Бабкен еле поспевал следом за Якупом. Какие только мысли не пронеслись за это время в голове торговца. Не так давно Бабкену казалось, что он один-единственный так догадлив и умён, ведь только ему пришла в голову золотая мысль привезти на ярмарку русский товар, нехватку которого уже несколько месяцев ощущало Казанское ханство. После последней битвы под Казанью московские купцы спешно покинули пределы ханства. Одни опасались быть пограбленными и убитыми мусульманами, другие страшились наказания у себя дома. Не приезжали купцы-московиты, исчезли на базарах льняные ткани, воск, железные изделия, какими славились русские ремесленники. А те казанские торговцы, кто догадался скупить у отъезжающих остатки соли, сейчас распродавали её по завышенным ценам. Соль в ханство издавна везли из Руси, теперь соляной ручей иссяк, на этом армянин и задумал своё большое дело, с которого ждал необыкновенных барышей. Бабкен давно уже не ходил с караванами за товаром. Пятый год пошёл, как он стал отправлять по изученным маршрутам младшего брата Геворга. И в этот раз отправил, сообщив всем, что пошёл Геворг по старому караванному пути в Закавказье за тем товаром, каким торговал Бабкен десятки лет. Сам же проводил брата в русские земли, дал тому задание потолкаться среди купцов в крупных городах, прицениться и лишь ближе к лету, сделав закуп, прибыть в Казань прямиком на Гостиный остров. В тайных мыслях своих Бабкен нахваливал самого себя: «Нет в Казани лучшего торговца, чем я. Никто не догадался, как добыть сказочный барыш. Один я додумался!»

А вот и догадался! Вот этот хмурый, неотёсанный торговец, которого и купцом-то назвать язык не поворачивается, взял и обошёл самого Бабкена. Вбежавши за Якупом во двор караван-сарая, армянин почувствовал себя близким к удару, он ухватился рукой за сердце, но, однако, не отставал, боялся, что хмурый торговец передумает и не покажет своего товара. А Якуп провёл его прямиком в длинный амбар, заваленный мешками и тюками.

– Вот, смотри! – насмешливо ткнул он рукой в эту груду.
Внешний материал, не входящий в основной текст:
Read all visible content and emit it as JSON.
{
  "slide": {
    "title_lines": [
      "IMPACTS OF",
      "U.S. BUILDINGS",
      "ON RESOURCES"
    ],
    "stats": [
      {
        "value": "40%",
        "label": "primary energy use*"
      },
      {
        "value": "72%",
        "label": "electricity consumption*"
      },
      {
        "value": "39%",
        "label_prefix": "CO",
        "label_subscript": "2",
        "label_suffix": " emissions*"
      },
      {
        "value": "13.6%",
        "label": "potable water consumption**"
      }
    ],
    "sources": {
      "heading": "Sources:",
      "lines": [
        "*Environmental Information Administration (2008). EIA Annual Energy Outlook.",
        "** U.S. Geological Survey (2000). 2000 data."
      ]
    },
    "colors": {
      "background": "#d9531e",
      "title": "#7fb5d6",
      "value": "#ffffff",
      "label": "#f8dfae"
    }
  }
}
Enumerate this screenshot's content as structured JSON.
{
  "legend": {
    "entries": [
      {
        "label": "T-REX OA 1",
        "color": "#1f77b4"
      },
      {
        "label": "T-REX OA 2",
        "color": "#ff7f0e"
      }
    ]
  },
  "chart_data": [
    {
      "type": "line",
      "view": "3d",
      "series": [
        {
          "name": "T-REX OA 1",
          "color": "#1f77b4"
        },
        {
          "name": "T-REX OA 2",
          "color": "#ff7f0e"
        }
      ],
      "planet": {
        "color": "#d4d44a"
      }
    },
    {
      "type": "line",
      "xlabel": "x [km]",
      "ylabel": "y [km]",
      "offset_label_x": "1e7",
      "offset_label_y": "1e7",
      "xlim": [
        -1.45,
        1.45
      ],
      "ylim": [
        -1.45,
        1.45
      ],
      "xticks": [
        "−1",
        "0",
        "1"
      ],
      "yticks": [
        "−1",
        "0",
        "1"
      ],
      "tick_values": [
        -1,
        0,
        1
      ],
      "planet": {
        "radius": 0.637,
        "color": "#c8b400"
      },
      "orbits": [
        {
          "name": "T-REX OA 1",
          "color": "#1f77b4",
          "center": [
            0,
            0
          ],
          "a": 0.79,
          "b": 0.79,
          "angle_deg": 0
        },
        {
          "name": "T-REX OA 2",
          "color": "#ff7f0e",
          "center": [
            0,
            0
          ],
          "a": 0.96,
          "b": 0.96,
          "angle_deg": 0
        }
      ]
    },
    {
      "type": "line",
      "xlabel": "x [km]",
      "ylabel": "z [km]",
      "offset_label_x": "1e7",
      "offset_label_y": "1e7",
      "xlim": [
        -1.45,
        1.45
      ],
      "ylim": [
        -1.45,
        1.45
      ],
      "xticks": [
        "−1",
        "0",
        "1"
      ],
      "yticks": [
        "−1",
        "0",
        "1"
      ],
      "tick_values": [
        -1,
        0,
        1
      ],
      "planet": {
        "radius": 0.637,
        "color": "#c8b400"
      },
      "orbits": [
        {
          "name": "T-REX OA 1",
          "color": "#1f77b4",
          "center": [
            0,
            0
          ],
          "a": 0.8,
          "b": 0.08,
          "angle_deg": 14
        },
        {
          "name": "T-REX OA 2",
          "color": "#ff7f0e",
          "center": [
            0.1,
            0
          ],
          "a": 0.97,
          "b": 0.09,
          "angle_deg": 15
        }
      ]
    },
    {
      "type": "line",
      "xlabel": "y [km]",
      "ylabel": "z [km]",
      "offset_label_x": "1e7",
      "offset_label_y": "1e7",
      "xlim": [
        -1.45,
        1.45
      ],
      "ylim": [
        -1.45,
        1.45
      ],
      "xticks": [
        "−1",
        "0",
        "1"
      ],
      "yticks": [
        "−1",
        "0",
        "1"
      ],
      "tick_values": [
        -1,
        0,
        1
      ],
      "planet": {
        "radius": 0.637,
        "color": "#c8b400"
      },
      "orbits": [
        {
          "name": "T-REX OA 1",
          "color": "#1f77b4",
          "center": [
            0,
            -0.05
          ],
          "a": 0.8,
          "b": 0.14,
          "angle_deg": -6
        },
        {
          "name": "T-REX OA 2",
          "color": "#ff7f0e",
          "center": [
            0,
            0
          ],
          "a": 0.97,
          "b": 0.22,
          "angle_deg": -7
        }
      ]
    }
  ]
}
И Бабкен, раз позволил хозяин, потянул на себя ближайший тюк, чтобы распечатать его, разглядеть содержимое, да так и онемел. Аккуратно и надёжно упакованный тюк был опечатан его, Бабкена, тамгой[129]129
  Тамга – клеймо, метка как знак собственности.


[Закрыть]
. Схватил другой, третий и сипло, тонко закричал:

– Во-ор!!

Тут же ухватила Бабкена сильная крепкая рука за шиворот и хорошо встряхнула, так что затрещала по швам добротная ткань халата.

– Молчи, ирод!

Бабкен с ужасом увидал перед самым носом могучий кулак и притих, ошалело крутя головой. В дверь амбара просунулась голова в лохматой шапке, а сам человечек оказался узколицым и тонкогубым. Бабкен сразу признал его, это он с раннего утра прибежал на двор армянина с новостью о приезде соперника с московским товаром.

– Припри дверь, Прошка, и посторожи снаружи, – скомандовал Якуп.

А Бабкен ещё больше закрутил головой: «Да это же разбойники, самые настоящие, и как я только попался в их западню!»

Откинутый мощной рукой в угол, Бабкен тихонько завыл, размазывая слёзы по толстым щекам:

– Брата… брата Геворга уби-и-ли.

– Никто не трогал твоего брата, замолчи!

Армянин послушно затих, с надеждой вглядываясь в лицо лжеторговца. Молчал, хоть и крутились в уме десяток вопросов: откуда у них товар с его тамгой, где брат Геворг, и что они хотят сделать с ним.

А Якуп, словно услышав все эти вопросы, заговорил:

– Брат твой остался в Нижнем Новгороде, и будет там сидеть, покуда ты нам будешь помогать. Часть товара, что он закупил, мы тебе привезли, – торгуй! А другая половина пока у нас побудет. Брат братом, да знаем мы вашу продажную торгашескую душу! Вот как выполнишь всё, что попросим, привезём и брата, и остаток товара. А теперь слушай, что с тебя нам надобно.

Бабкен приободрился, и остальные речи слушал со вниманием, согласно кивал головой. Страх уже ушёл из его сердца, теперь знал: перед ним не разбойник, а соглядатай русского царя. Да и всё, что требовалось от него, для купца, к которому слухи стекались отовсюду, было сущей безделицей. Готовятся ли казанцы к войне и как готовятся, какие меры принимают к обороне? А ежели чего меняют в крепости, всё начертить да передать с гонцом Прошкой.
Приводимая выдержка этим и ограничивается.